Lettre d’avertissement émise par le département de police de Wuhan ordonnant à Li Wenliang de cesser de « répandre des rumeurs sur le SRAS, » signée par Li Wenliang et deux officiers (3 janvier 2020). Li Wenliang l’a téléversée sur son compte Sina Weibo. (Wikipedia)

Au 8 janvier, Li contractait le virus. Au 12, il était hospitalisé. Des collègues et membres de sa famille suivront mais au 14, la Chine mentait effrontément. La Chine a menti. Des gens sont morts. La Chine a menti parce que c’est ce que les régimes autoritaires font, protéger leur pouvoir. Des gens sont morts parce que la mort des gens n’est jamais que peu de chose face comparée à l’ego d’un dirigeant autoritaire.

Une chronologie (en anglais) de la réponse chinoise au 2019-nCoV est disponible sur le site du journal en ligne Axios. Elle va du premier cas connu (10 décembre 2019) à la fermeture complète de Wuhan à l’extérieur (24 janvier 2020).
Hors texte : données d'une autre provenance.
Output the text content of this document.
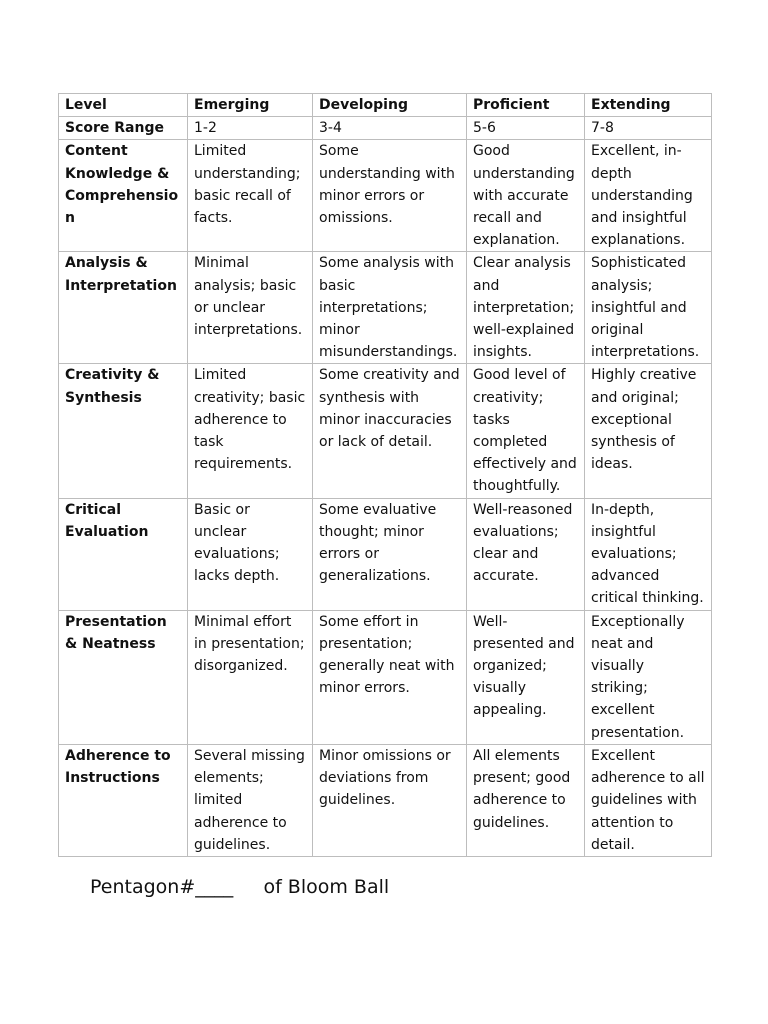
Level	Emerging	Developing	Proficient	Extending
Score Range	1-2	3-4	5-6	7-8
Content Knowledge & Comprehension	Limited understanding; basic recall of facts.	Some understanding with minor errors or omissions.	Good understanding with accurate recall and explanation.	Excellent, in-depth understanding and insightful explanations.
Analysis & Interpretation	Minimal analysis; basic or unclear interpretations.	Some analysis with basic interpretations; minor misunderstandings.	Clear analysis and interpretation; well-explained insights.	Sophisticated analysis; insightful and original interpretations.
Creativity & Synthesis	Limited creativity; basic adherence to task requirements.	Some creativity and synthesis with minor inaccuracies or lack of detail.	Good level of creativity; tasks completed effectively and thoughtfully.	Highly creative and original; exceptional synthesis of ideas.
Critical Evaluation	Basic or unclear evaluations; lacks depth.	Some evaluative thought; minor errors or generalizations.	Well-reasoned evaluations; clear and accurate.	In-depth, insightful evaluations; advanced critical thinking.
Presentation & Neatness	Minimal effort in presentation; disorganized.	Some effort in presentation; generally neat with minor errors.	Well-presented and organized; visually appealing.	Exceptionally neat and visually striking; excellent presentation.
Adherence to Instructions	Several missing elements; limited adherence to guidelines.	Minor omissions or deviations from guidelines.	All elements present; good adherence to guidelines.	Excellent adherence to all guidelines with attention to detail.
Pentagon#____     of Bloom Ball
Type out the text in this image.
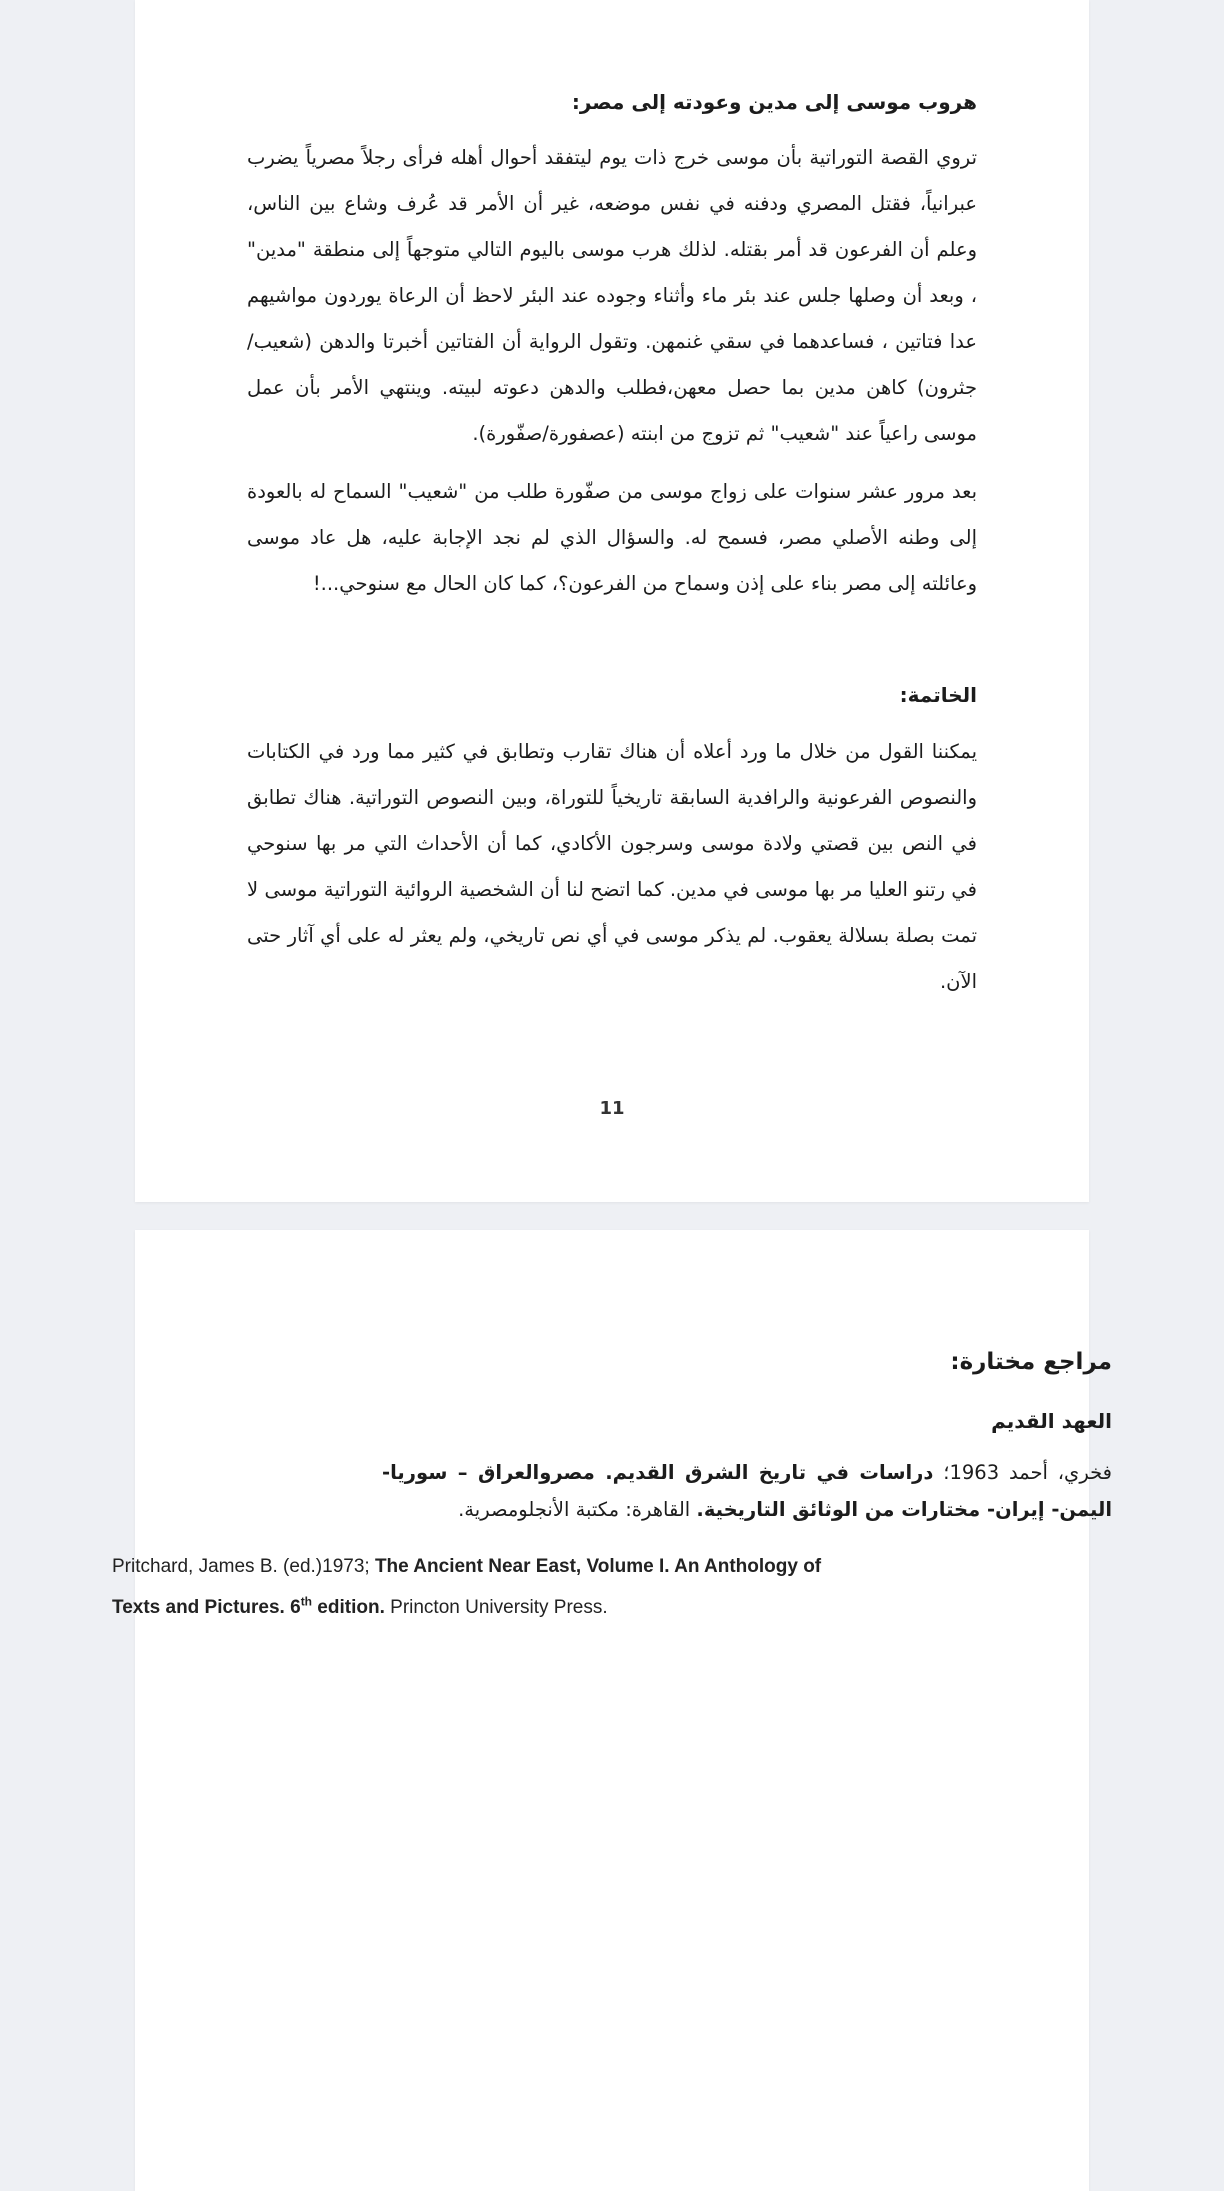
هروب موسى إلى مدين وعودته إلى مصر:

تروي القصة التوراتية بأن موسى خرج ذات يوم ليتفقد أحوال أهله فرأى رجلاً مصرياً يضرب عبرانياً، فقتل المصري ودفنه في نفس موضعه، غير أن الأمر قد عُرف وشاع بين الناس، وعلم أن الفرعون قد أمر بقتله. لذلك هرب موسى باليوم التالي متوجهاً إلى منطقة "مدين" ، وبعد أن وصلها جلس عند بئر ماء وأثناء وجوده عند البئر لاحظ أن الرعاة يوردون مواشيهم عدا فتاتين ، فساعدهما في سقي غنمهن. وتقول الرواية أن الفتاتين أخبرتا والدهن (شعيب/ جثرون) كاهن مدين بما حصل معهن،فطلب والدهن دعوته لبيته. وينتهي الأمر بأن عمل موسى راعياً عند "شعيب" ثم تزوج من ابنته (عصفورة/صفّورة).

بعد مرور عشر سنوات على زواج موسى من صفّورة طلب من "شعيب" السماح له بالعودة إلى وطنه الأصلي مصر، فسمح له. والسؤال الذي لم نجد الإجابة عليه، هل عاد موسى وعائلته إلى مصر بناء على إذن وسماح من الفرعون؟، كما كان الحال مع سنوحي...!

الخاتمة:

يمكننا القول من خلال ما ورد أعلاه أن هناك تقارب وتطابق في كثير مما ورد في الكتابات والنصوص الفرعونية والرافدية السابقة تاريخياً للتوراة، وبين النصوص التوراتية. هناك تطابق في النص بين قصتي ولادة موسى وسرجون الأكادي، كما أن الأحداث التي مر بها سنوحي في رتنو العليا مر بها موسى في مدين. كما اتضح لنا أن الشخصية الروائية التوراتية موسى لا تمت بصلة بسلالة يعقوب. لم يذكر موسى في أي نص تاريخي، ولم يعثر له على أي آثار حتى الآن.

11
مراجع مختارة:
العهد القديم
فخري، أحمد 1963؛ دراسات في تاريخ الشرق القديم. مصروالعراق – سوريا- اليمن- إيران- مختارات من الوثائق التاريخية. القاهرة: مكتبة الأنجلومصرية.
Pritchard, James B. (ed.)1973; The Ancient Near East, Volume I. An Anthology of Texts and Pictures. 6th edition. Princton University Press.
D’une date à l’autre, les efforts d’une administration chinoise déterminée à ne pas laisser sortir la nouvelle d’une nouvelle épidémie de coronavirus en provenance de ses fameux wet markets qu’elle avait rouvert, nous l’avons vu, en moins d’un an et sans régulation aucune, alors qu’elle s’était engagée auprès de la communauté mondiale à faire le nécessaire.

La Chine n’était pas pourtant prise complètement au dépourvu – en tout cas, elle n’aurait pas dû l’être – Il y a avait eu 2002 et le premier SARS-CoV. C’était une autre époque. Le début de règne de Hu Jintao qui, alors que l’administration chinoise faisait ce qu’elle faisait le mieux et tentait d’enterrer l’affaire, exigea d’arrêter de cacher la vérité et se révoqua des membres influents du Parti dont un perçu jusqu’ici comme un favori. C’était aussi l’époque où, les États-Unis d’Amérique, même affublé de Bush le Petit, n’étaient pas encore dans le trip solitaire de Donald Trump et son Amérique d’abord. Les États-Unis aidèrent la Chine à coordonner sa réponse, l’épidémie fut circonscrite et Hu Jintao en sortit grandi et fort.

Sous le règne impérial de Xi Jinping, l’on accuse un ennemi extérieur d’avoir amené le virus en Chine dont il est originaire, on avance des chiffres douteux, on se projette grand gestionnaire du coronavirus. Car, il ne faut pas s’y tromper. Cette manie des autorités chinoises de cacher la vérité a contribué à cette situation d’arrêt dans laquelle se trouve le monde entier. Une étude médicale – à publier et appuyée par des experts – suggère que si notre panoplie d’interventions non pharmaceutiques contre le virus- #RetLakay #KanpeLwen #LaveMen #PaManyenFigi epi #YounVeyeSouLòt – avait pu être mise en place une semaine, deux semaines, trois semaines plus tôt – soit le temps passé par le gouvernement chinois à arrêter et menacer des lanceurs d’alerte et à mentir à tout le monde, y compris l’OMS – les cas d’infections auraient pu être réduits de 66%, 86% et 95%, respectivement. Mais la réputation du Parti était plus importante que la vie des gens.

Les gouvernements autoritaires, tous autant qu’ils sont, sont dangereux. Tous. Sans exception. C’est dans la nature de la bête. Sa préservation dépend de sa capacité à faire peur et à faire mal. Au point d’être un automatisme. Même face à un virus qu’on aurait pu contenir. Quitte à nous donner une pandémie mondiale qui aurait pu ne pas être.